No it didn't. I ran Vista on two separate laptops (Belnea, Toshiba) with the service packs and they were both sluggish and exhibited the same bugs. Vista was a joke. Win 7 is what Vista should have been. I'm not the only person who had problems with Vista. I should have upgraded both laptops to Win 7 but I didn't as I was convinced Win 7 was only Vista in disguise. I was wrong about that. I'm not wrong about Vista being buggy rubbish though. Eventually I installed Ubuntu on the laptops. Problem solved.

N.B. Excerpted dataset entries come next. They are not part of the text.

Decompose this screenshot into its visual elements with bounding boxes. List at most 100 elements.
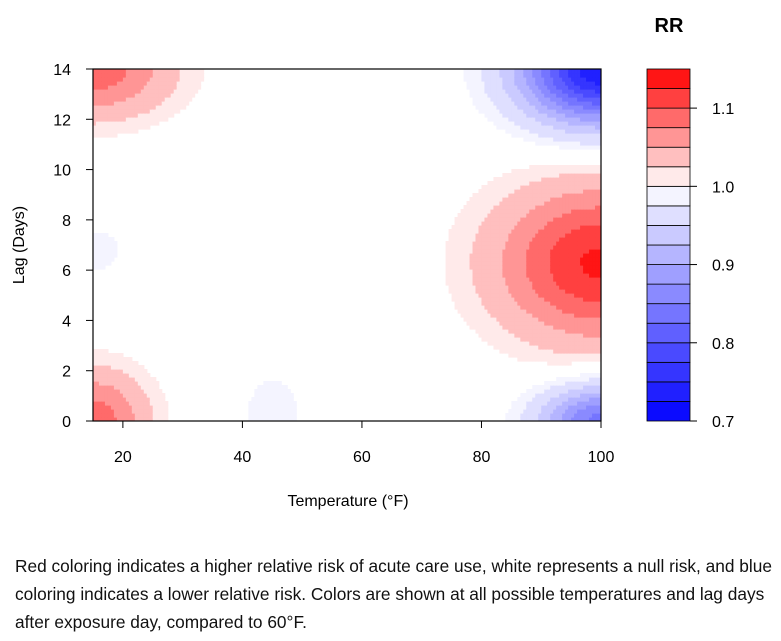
contour-cell [122, 113, 127, 118]
color-legend [646, 68, 691, 422]
contour-cell [496, 341, 500, 346]
contour-cell [93, 377, 97, 382]
contour-cell [529, 181, 533, 186]
contour-cell [104, 133, 109, 138]
contour-cell [514, 313, 518, 318]
contour-cell [550, 265, 554, 270]
contour-cell [93, 365, 97, 370]
contour-cell [574, 209, 578, 214]
contour-cell [523, 253, 527, 258]
contour-cell [592, 305, 596, 310]
contour-cell [550, 105, 554, 110]
contour-cell [484, 113, 489, 118]
contour-cell [93, 249, 97, 254]
contour-cell [101, 405, 106, 410]
contour-cell [128, 97, 133, 102]
contour-cell [98, 353, 103, 358]
contour-cell [538, 89, 542, 94]
contour-cell [538, 409, 542, 414]
contour-cell [152, 101, 157, 106]
contour-cell [451, 281, 456, 286]
contour-cell [577, 329, 581, 334]
contour-cell [511, 73, 515, 78]
contour-cell [499, 321, 503, 326]
contour-cell [529, 177, 533, 182]
contour-cell [93, 369, 97, 374]
contour-cell [529, 269, 533, 274]
contour-cell [565, 177, 569, 182]
contour-cell [122, 373, 127, 378]
contour-cell [457, 293, 462, 298]
contour-cell [493, 317, 498, 322]
contour-cell [544, 329, 548, 334]
contour-cell [173, 73, 178, 78]
contour-cell [278, 385, 282, 390]
contour-cell [98, 101, 103, 106]
contour-cell [146, 397, 151, 402]
contour-cell [586, 417, 590, 421]
contour-cell [502, 193, 506, 198]
contour-cell [155, 117, 160, 122]
contour-cell [137, 77, 142, 82]
contour-cell [535, 189, 539, 194]
contour-cell [95, 253, 100, 258]
contour-cell [529, 105, 533, 110]
contour-cell [481, 329, 486, 334]
contour-cell [589, 185, 593, 190]
contour-cell [484, 197, 489, 202]
contour-cell [544, 173, 548, 178]
contour-cell [508, 197, 512, 202]
contour-cell [502, 97, 506, 102]
contour-cell [502, 269, 506, 274]
contour-cell [496, 237, 500, 242]
contour-cell [460, 217, 465, 222]
contour-cell [95, 129, 100, 134]
contour-cell [565, 89, 569, 94]
contour-cell [583, 189, 587, 194]
contour-cell [538, 85, 542, 90]
contour-cell [164, 85, 169, 90]
contour-cell [173, 109, 178, 114]
legend-axis: 0.70.80.91.01.1 [690, 101, 734, 431]
contour-cell [287, 413, 291, 418]
contour-cell [520, 73, 524, 78]
contour-cell [499, 201, 503, 206]
contour-cell [595, 325, 599, 330]
contour-cell [128, 389, 133, 394]
contour-cell [586, 209, 590, 214]
contour-cell [152, 105, 157, 110]
contour-cell [568, 265, 572, 270]
contour-cell [559, 261, 563, 266]
contour-cell [583, 317, 587, 322]
contour-cell [110, 393, 115, 398]
contour-cell [107, 389, 112, 394]
contour-cell [493, 205, 498, 210]
contour-cell [526, 249, 530, 254]
contour-cell [451, 249, 456, 254]
contour-cell [541, 173, 545, 178]
contour-cell [571, 313, 575, 318]
contour-cell [122, 129, 127, 134]
contour-cell [580, 385, 584, 390]
contour-cell [568, 337, 572, 342]
contour-cell [526, 193, 530, 198]
contour-cell [493, 93, 498, 98]
contour-cell [583, 345, 587, 350]
contour-cell [122, 405, 127, 410]
contour-cell [592, 301, 596, 306]
contour-cell [532, 117, 536, 122]
contour-cell [577, 417, 581, 421]
contour-cell [499, 345, 503, 350]
contour-cell [538, 97, 542, 102]
contour-cell [535, 401, 539, 406]
contour-cell [454, 305, 459, 310]
contour-cell [508, 241, 512, 246]
contour-cell [586, 393, 590, 398]
contour-cell [541, 117, 545, 122]
contour-cell [556, 289, 560, 294]
contour-cell [107, 245, 112, 250]
contour-cell [95, 85, 100, 90]
contour-cell [571, 409, 575, 414]
contour-cell [158, 409, 163, 414]
contour-cell [586, 113, 590, 118]
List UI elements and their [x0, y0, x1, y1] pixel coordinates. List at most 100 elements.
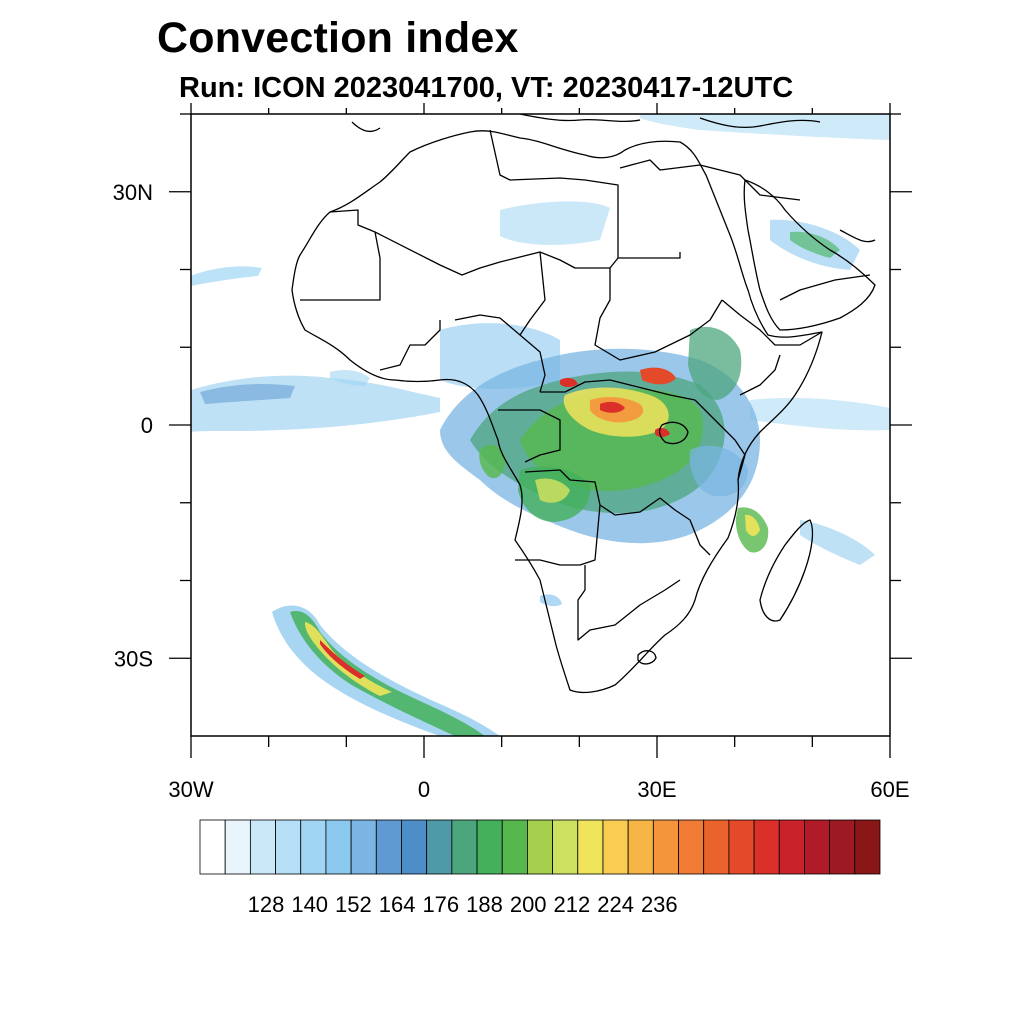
border-14 [694, 399, 746, 481]
field-north-strip [640, 114, 890, 140]
border-17 [779, 274, 871, 301]
axis-ticks [169, 103, 912, 758]
colorbar-swatch [804, 819, 831, 875]
colorbar-swatch [224, 819, 251, 875]
colorbar-swatch [527, 819, 553, 875]
field-west-coast-green [479, 444, 505, 479]
x-tick-label: 0 [418, 777, 430, 802]
field-front-outer [272, 605, 500, 736]
field-mozambique-core [745, 514, 760, 536]
colorbar-swatch [501, 819, 528, 875]
colorbar-swatch [577, 819, 604, 875]
colorbar-label: 128 [248, 892, 285, 917]
coastlines-and-borders [291, 114, 876, 694]
colorbar-label: 152 [335, 892, 372, 917]
colorbar-swatch [375, 819, 402, 875]
colorbar-label: 224 [597, 892, 634, 917]
y-tick-label: 0 [141, 413, 153, 438]
field-hotspot-red-3 [560, 377, 578, 387]
colorbar [199, 819, 881, 875]
colorbar-swatch [854, 819, 881, 875]
colorbar-label: 176 [422, 892, 459, 917]
colorbar-label: 236 [641, 892, 678, 917]
colorbar-swatch [426, 819, 453, 875]
field-atlantic-core [200, 384, 295, 404]
field-front-red [320, 640, 365, 679]
colorbar-label: 200 [510, 892, 547, 917]
field-arabia-core [790, 231, 840, 258]
colorbar-swatch [401, 819, 428, 875]
africa-coastline [291, 130, 823, 694]
arabia-coastline [743, 179, 876, 331]
border-8 [540, 379, 696, 401]
field-madagascar-sea [800, 520, 875, 565]
border-5 [594, 268, 723, 361]
field-patch-nw [191, 266, 262, 286]
colorbar-label: 188 [466, 892, 503, 917]
border-12 [577, 565, 681, 641]
field-tanzania [689, 445, 748, 497]
field-angola-yellow [535, 478, 570, 503]
colorbar-swatch [703, 819, 730, 875]
lake-victoria [658, 421, 689, 445]
colorbar-swatch [829, 819, 856, 875]
border-1 [329, 209, 681, 276]
colorbar-swatch [778, 819, 805, 875]
colorbar-label: 164 [379, 892, 416, 917]
field-patch-south-africa [540, 594, 562, 607]
colorbar-swatch [275, 819, 302, 875]
y-tick-label: 30N [113, 180, 153, 205]
field-hotspot-red-1 [600, 401, 625, 413]
border-10 [524, 469, 661, 516]
persian-gulf [839, 229, 876, 243]
field-east-africa [688, 326, 742, 400]
field-patch-gulf [330, 370, 370, 386]
border-16 [739, 354, 781, 396]
colorbar-label: 140 [291, 892, 328, 917]
lesotho [637, 650, 657, 665]
y-tick-label: 30S [114, 646, 153, 671]
border-9 [498, 409, 561, 463]
field-atlantic-band [191, 375, 440, 432]
chart-title: Convection index [157, 14, 519, 62]
border-15 [721, 299, 823, 346]
chart-subtitle: Run: ICON 2023041700, VT: 20230417-12UTC [179, 72, 794, 104]
field-hotspot-red-2 [640, 367, 676, 385]
colorbar-swatch [602, 819, 629, 875]
madagascar [759, 519, 814, 622]
field-front-mid [290, 610, 485, 736]
field-front-yellow [304, 622, 392, 696]
field-sahara [500, 201, 610, 245]
colorbar-swatch [300, 819, 327, 875]
colorbar-swatch [552, 819, 579, 875]
border-3 [300, 231, 381, 301]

While that was your experience, mine was very different. I upgraded from XP to Vista as soon as it was released and it worked flawlessly. I can't remember having any issues with Vista on that computer. If there were some that I've forgotten about, they must have been very minor. On some computers, the original release of Vista ran fine, on others it was very buggy. However, typically the bugs were fixed by installing SP1 and SP2. A good example of this is, a few years ago I purchased a used Sony VAIO which came with Vista installed and the recovery media had been used to restore it to its original state. While it ran fine at first, after a few weeks of light usage, it started having issues with freezing at startup. I installed both Service Packs and it ran fine again. I've used Vista with both Service Packs installed on a number of computers (not just two, like you) and it worked very well. It's actually only been a month or two since I last used it. If you had issues with BSODs (which a lot of people did), they were usually caused by buggy drivers, particularly ones from Nvidia. Later drivers were more stable.
Oddly I can't recall having a BSOD on either. I had both service packs and both computers suffered identical bugs. These ranged from regularly not being able to connect to the WiFi until re-booted about a dozen times to various media players not being able to play certain file formats. Those are just two of a rain forest of small but irritating bugs. The latter possibly a codec thing but Win 7 or Ubuntu never had these issues. At the end of the day Vista was a sluggish, buggy, flawed and botched mess of an OS that nobody liked. Aesthetically it looked nice, which is all I can say for it. MS fixed Vista eventually. They just called it Win 7.
@Daveski17 Well my experience with Vista is that it is very stable and runs nearly as fast as Windows 7 and I see W7 as only a minor improvement. If I'd had some of the issues you had, then my opinion would be different.